Jusqu'à ce que, oh ! rebondissement !, un ptit vieux à béquille ait la soudaine envie de prendre un verre de rosé (à défaut de café...) à la table jouxtant la nôtre. Bavoui, ça aurait été bête d'en choisir une autre, puisqu'on était les seuls clients du "café". Manquant de place, il pousse sa chaise contre celle de Laurence. Qui n'avait pas vraiment plus de place. Mais qui, bonne pâte, accepte quand même de se serrer le bide contre la table dégueu. N'allez plus dire que nous n'avons pas le coeur sur la main. À cet instant, je pensais sincèrement qu'on avait touché le fond. Mais Lodève est pleine de ressources...

Un AUTRE petit vieux est passé à proximité de nous, et s'est senti dans l'obligation impérieuse de nous adresser une parole. Parole ("vous pensez pas en avoir trop ?") que personne n'a compris de la même façon tellement elle était claire et judicieuse. La version de Manon donne "dégagez de mon chemin, ma majesté désire passer". La version de Pierre a rendu "trois femmes pour un homme, c'est un peu trop". La mienne relevait d'une nécessité vitale "donnez-moi votre nourriture". Ce qui, dans les trois cas, amenait, au mieux, une réponse négative, au pire, un regard de truite desséchée. Je pensais qu'on raclait les tréfonds du pire.

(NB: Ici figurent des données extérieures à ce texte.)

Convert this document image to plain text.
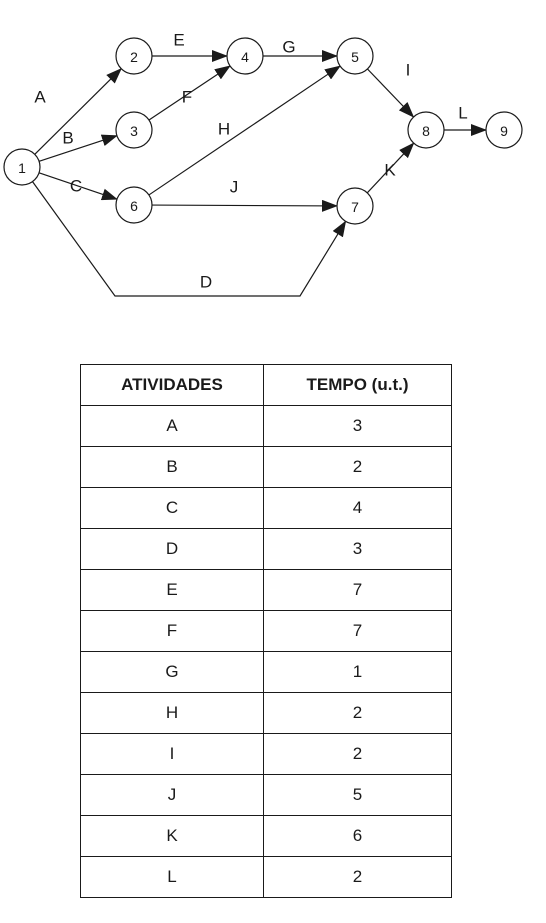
A
B
C
D
E
F
G
H
I
J
K
L
1
2
3
4	5
6	7
8	9
ATIVIDADES	TEMPO (u.t.)
A	3
B	2
C	4
D	3
E	7
F	7
G	1
H	2
I	2
J	5
K	6
L	2
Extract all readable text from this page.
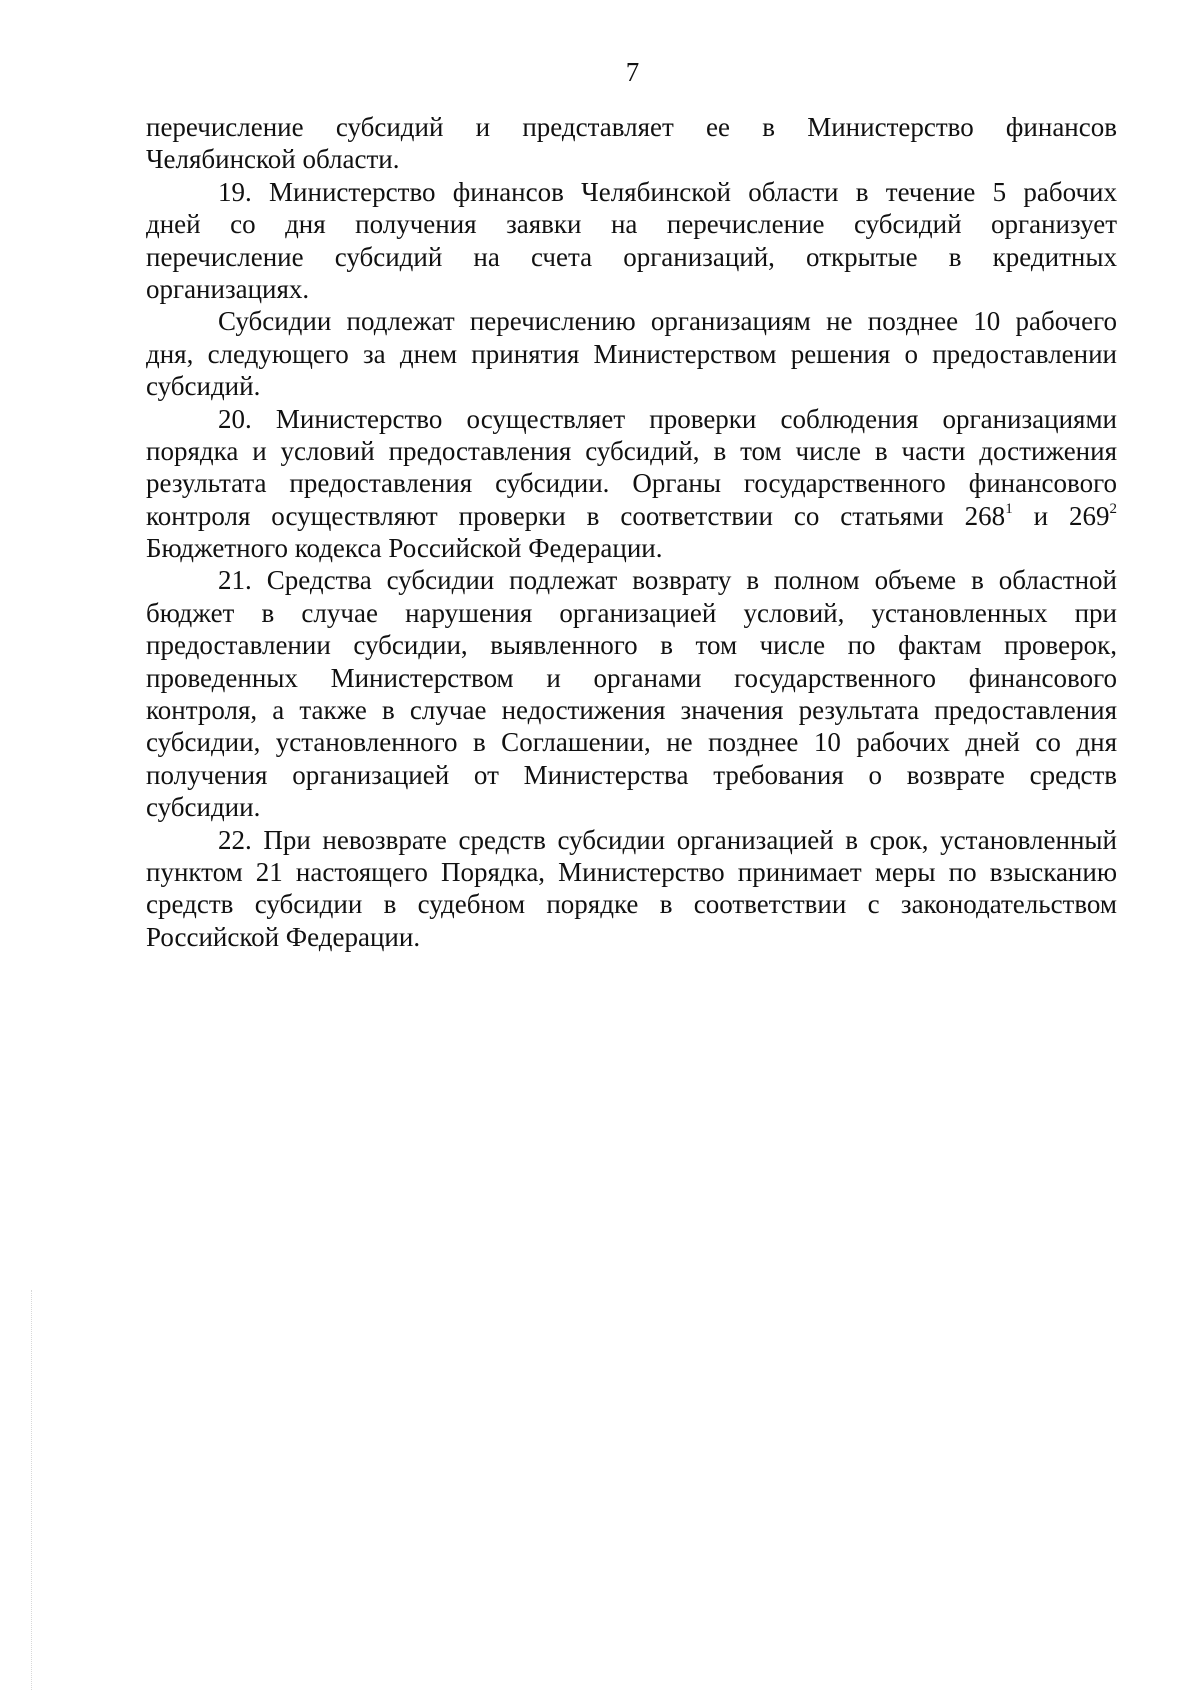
7
перечисление субсидий и представляет ее в Министерство финансов
Челябинской области.
19. Министерство финансов Челябинской области в течение 5 рабочих
дней со дня получения заявки на перечисление субсидий организует
перечисление субсидий на счета организаций, открытые в кредитных
организациях.
Субсидии подлежат перечислению организациям не позднее 10 рабочего
дня, следующего за днем принятия Министерством решения о предоставлении
субсидий.
20. Министерство осуществляет проверки соблюдения организациями
порядка и условий предоставления субсидий, в том числе в части достижения
результата предоставления субсидии. Органы государственного финансового
контроля осуществляют проверки в соответствии со статьями $268^1$ и $269^2$
Бюджетного кодекса Российской Федерации.
21. Средства субсидии подлежат возврату в полном объеме в областной
бюджет в случае нарушения организацией условий, установленных при
предоставлении субсидии, выявленного в том числе по фактам проверок,
проведенных Министерством и органами государственного финансового
контроля, а также в случае недостижения значения результата предоставления
субсидии, установленного в Соглашении, не позднее 10 рабочих дней со дня
получения организацией от Министерства требования о возврате средств
субсидии.
22. При невозврате средств субсидии организацией в срок, установленный
пунктом 21 настоящего Порядка, Министерство принимает меры по взысканию
средств субсидии в судебном порядке в соответствии с законодательством
Российской Федерации.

C'était sans compter sur l'état de propreté des sanitaires. Mais je préfère ne pas m'appesantir sur ce point. Je me contenterai de dire que ça pouvait rivaliser avec les toi-toi, mais dans un café, avec du tout-à-l'égout et la possibilité, en temps normal, de maintenir ces lieux en un état de propreté correct. Car, oui, je doute fortement que 400 000 culs se posent sur les chiottes de Lodève. Mais c'est une simple présomption.